Washington Times Scare Quote Watch
In a story about the Massachusetts supreme court’s decision to ban out-of-state gay couples from marrying, the Times quotes up “gay ‘marriage’” no fewer than six times before the jump.
Meanwhile, across the page, Times editors have apparently decided since Tuesday that “amnesty” is concept unworthy of punctuational skepticism. No quotes.
Washington Times Scare Quote Watch

Today’s Washington Times splashes its A1 with a classic example of Times scare-quotery. In this instance, the “Coast-to-coast ‘movement’ ” isn’t really a movement, because that’s just what the hundreds of thousands of marchers his weekend in L.A. said it was. Not what America’s Newspaper said it was.
And proposals to grant some illegal immigrants citizenship shouldn’t really be called “amnesty” because—well, I mean, it is an amnesty and all, but—let’s just say some people just don’t think it’s a good idea.
But the Times’ skepticism doesn’t make it past A1. Follow the jump to “ILLEGALS, page A14,” and you’ll find the following quote:
Rep. Tom Tancredo, the Colorado Republican who has led the fight against illegal immigration, said the committee’s proposal “provides nearly universal amnesty” for the more than 11 million illegal aliens in the U.S….“No plan with amnesty and a massive increase in foreign workers will pass the House.

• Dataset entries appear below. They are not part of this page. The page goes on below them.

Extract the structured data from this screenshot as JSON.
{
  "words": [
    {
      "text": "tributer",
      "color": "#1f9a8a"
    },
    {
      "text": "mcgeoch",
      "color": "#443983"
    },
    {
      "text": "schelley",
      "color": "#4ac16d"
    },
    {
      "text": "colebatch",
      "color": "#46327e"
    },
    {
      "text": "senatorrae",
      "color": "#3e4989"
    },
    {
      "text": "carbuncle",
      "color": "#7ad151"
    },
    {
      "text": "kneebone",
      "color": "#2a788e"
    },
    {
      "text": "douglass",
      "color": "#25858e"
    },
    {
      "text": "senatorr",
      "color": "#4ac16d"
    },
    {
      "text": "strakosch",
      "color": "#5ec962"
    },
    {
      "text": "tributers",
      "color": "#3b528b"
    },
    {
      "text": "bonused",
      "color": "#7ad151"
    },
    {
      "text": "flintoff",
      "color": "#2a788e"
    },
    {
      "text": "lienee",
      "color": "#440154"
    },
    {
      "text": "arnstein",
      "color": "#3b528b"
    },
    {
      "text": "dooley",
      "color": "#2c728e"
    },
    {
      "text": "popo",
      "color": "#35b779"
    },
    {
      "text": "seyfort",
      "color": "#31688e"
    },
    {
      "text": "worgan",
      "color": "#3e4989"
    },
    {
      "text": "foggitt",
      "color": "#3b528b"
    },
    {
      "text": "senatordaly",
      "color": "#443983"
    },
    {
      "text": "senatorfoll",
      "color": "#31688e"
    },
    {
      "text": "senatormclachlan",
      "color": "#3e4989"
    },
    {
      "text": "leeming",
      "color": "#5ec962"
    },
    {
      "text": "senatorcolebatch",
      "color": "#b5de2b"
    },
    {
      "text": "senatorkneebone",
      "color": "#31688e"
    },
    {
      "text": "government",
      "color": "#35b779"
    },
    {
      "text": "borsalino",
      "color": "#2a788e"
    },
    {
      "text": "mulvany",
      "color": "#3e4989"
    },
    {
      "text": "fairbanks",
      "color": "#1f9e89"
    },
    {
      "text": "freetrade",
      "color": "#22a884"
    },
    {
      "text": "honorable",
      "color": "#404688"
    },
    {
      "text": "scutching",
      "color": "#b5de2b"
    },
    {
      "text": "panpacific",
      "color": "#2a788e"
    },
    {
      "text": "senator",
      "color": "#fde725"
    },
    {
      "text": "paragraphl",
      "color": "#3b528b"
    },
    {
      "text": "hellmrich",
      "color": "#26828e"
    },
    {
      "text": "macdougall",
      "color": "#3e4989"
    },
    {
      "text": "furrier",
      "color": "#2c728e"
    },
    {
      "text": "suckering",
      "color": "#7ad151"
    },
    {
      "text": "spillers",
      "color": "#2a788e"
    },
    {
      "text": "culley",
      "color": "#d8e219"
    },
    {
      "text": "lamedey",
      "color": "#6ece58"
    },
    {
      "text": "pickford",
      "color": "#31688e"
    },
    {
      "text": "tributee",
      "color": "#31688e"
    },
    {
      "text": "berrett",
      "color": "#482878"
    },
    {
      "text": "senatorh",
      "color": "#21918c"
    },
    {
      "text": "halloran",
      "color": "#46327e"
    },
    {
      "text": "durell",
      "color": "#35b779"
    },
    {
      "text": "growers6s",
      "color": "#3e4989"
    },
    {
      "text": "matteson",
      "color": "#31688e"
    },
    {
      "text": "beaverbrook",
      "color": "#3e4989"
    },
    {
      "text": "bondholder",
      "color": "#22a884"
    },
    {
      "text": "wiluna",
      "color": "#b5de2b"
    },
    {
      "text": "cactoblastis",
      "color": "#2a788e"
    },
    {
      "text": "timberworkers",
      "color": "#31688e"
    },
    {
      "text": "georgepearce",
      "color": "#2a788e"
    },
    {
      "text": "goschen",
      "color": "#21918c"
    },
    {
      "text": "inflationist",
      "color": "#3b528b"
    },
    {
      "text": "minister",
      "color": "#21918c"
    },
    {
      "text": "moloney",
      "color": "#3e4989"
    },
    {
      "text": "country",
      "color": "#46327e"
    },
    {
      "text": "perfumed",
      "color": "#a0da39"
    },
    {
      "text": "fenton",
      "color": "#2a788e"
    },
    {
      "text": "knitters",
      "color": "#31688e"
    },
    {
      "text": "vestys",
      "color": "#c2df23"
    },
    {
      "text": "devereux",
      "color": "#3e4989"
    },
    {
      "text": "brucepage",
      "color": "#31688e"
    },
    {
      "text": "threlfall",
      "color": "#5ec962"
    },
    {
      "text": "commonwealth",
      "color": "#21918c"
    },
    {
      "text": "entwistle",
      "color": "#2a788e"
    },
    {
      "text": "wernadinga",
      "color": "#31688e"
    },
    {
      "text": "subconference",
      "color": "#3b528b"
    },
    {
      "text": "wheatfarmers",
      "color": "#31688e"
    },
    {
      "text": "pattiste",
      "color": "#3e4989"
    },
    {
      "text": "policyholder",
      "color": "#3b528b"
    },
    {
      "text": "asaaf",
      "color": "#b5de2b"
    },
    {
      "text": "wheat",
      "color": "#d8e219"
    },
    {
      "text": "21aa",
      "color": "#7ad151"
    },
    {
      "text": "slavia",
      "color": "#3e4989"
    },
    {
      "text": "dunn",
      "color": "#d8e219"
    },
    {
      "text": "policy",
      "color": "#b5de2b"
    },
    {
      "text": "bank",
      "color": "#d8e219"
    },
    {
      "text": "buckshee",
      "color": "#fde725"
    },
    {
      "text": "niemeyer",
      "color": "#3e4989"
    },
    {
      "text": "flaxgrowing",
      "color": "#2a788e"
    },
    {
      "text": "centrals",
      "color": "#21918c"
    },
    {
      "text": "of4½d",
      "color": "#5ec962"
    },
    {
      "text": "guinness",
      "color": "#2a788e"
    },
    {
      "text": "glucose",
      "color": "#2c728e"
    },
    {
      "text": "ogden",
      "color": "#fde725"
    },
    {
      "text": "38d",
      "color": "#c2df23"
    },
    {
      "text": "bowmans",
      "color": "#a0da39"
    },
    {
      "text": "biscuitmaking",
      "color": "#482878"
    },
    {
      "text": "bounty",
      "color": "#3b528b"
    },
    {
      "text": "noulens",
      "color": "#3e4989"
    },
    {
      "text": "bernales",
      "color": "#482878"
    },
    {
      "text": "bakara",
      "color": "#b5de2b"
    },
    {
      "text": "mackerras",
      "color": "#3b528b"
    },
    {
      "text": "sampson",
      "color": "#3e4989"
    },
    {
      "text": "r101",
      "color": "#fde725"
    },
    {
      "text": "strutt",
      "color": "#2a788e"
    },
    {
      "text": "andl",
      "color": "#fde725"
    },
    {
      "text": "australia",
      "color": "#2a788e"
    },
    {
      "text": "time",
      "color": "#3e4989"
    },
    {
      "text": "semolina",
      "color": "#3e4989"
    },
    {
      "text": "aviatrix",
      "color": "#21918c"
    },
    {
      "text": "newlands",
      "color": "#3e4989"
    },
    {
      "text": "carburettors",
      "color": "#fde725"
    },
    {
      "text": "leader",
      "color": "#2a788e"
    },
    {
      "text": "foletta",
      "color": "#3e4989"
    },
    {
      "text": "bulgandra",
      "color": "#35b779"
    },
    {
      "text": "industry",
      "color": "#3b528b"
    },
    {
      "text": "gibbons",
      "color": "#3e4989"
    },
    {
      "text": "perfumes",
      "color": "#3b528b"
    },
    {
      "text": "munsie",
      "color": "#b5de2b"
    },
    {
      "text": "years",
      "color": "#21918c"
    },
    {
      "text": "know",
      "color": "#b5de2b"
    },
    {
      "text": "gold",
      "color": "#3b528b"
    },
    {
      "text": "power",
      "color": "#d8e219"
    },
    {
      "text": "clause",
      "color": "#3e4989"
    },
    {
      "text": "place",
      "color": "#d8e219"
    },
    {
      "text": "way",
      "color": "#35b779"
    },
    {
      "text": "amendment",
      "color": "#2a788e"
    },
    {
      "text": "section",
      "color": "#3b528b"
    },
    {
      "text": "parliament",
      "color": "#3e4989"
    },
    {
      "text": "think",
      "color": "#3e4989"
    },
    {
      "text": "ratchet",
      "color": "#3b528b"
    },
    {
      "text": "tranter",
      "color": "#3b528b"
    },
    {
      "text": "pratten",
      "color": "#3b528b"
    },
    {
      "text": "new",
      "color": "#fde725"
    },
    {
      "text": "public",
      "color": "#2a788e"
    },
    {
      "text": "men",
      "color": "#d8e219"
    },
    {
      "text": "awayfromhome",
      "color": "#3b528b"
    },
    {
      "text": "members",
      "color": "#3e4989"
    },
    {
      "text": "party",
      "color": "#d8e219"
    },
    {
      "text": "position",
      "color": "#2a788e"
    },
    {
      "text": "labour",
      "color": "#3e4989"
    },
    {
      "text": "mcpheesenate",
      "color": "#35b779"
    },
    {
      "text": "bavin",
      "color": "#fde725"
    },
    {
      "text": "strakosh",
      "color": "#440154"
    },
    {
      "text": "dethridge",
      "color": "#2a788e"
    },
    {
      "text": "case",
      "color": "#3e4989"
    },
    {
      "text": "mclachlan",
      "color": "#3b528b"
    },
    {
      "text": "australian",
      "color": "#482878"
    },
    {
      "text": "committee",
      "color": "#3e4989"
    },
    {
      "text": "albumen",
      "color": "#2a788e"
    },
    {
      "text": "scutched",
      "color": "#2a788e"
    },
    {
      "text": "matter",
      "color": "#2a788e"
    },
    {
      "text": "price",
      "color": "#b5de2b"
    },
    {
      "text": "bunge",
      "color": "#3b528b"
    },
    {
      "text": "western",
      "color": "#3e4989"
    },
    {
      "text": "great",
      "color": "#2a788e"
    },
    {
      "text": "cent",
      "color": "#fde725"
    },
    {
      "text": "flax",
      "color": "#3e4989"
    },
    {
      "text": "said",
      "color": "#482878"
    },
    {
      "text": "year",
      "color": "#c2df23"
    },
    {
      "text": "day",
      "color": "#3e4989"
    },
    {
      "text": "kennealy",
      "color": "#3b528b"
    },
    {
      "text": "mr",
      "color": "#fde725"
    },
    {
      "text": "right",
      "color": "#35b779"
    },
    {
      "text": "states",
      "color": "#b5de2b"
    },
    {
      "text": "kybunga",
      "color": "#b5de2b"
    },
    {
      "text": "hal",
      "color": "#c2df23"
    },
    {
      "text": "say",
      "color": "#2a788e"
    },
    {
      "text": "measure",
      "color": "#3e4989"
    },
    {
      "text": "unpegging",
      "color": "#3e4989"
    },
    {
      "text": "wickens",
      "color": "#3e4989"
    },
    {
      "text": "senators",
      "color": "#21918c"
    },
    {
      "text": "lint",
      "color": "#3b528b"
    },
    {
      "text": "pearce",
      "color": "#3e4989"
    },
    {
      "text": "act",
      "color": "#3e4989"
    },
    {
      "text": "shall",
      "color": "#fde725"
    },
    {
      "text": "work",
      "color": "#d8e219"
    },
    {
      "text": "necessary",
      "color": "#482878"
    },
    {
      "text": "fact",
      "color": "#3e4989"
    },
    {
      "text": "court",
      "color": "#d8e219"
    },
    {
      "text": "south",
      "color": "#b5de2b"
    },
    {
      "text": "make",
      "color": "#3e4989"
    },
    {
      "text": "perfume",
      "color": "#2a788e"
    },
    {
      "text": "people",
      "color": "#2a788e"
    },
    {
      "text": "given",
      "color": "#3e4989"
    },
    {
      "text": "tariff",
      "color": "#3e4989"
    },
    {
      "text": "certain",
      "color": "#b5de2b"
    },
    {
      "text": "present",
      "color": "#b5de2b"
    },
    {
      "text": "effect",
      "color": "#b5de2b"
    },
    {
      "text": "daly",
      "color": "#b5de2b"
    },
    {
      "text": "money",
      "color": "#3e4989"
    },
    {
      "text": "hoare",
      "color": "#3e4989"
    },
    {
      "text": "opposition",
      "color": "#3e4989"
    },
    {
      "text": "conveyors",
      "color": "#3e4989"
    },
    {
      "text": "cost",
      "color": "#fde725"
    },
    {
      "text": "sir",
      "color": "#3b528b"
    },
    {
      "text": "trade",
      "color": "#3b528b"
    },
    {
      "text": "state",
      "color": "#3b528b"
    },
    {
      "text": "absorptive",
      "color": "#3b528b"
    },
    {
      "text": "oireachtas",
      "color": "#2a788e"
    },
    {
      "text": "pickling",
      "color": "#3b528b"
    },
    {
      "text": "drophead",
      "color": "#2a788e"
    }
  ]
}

Amnesty and foreign workers are fundamentally incompatible with the House’s approach….”
Clearly that quote should have been rendered as such:
Rep. Tom Tancredo, the Colorado Republican who has led the fight against illegal immigration, said the committee’s proposal “provides nearly universal ‘amnesty’ ” for the more than 11 million illegal aliens in the U.S….“No plan with ‘amnesty’ and a massive increase in foreign workers will pass the House. ‘Amnesty’ and foreign workers are fundamentally incompatible with the House’s approach….”
Meanwhile, in an A4 story titled “Bush Asks Congress to Boost Green Cards,” the subhed again lets “amnesty” get off unquoted: “Tells news citizens he opposes amnesty,” it reads. The rest of the article mentions amnesty twice more—no quotes.
Wes, Fran—come on, guys! Tell the copy desk to get with the program!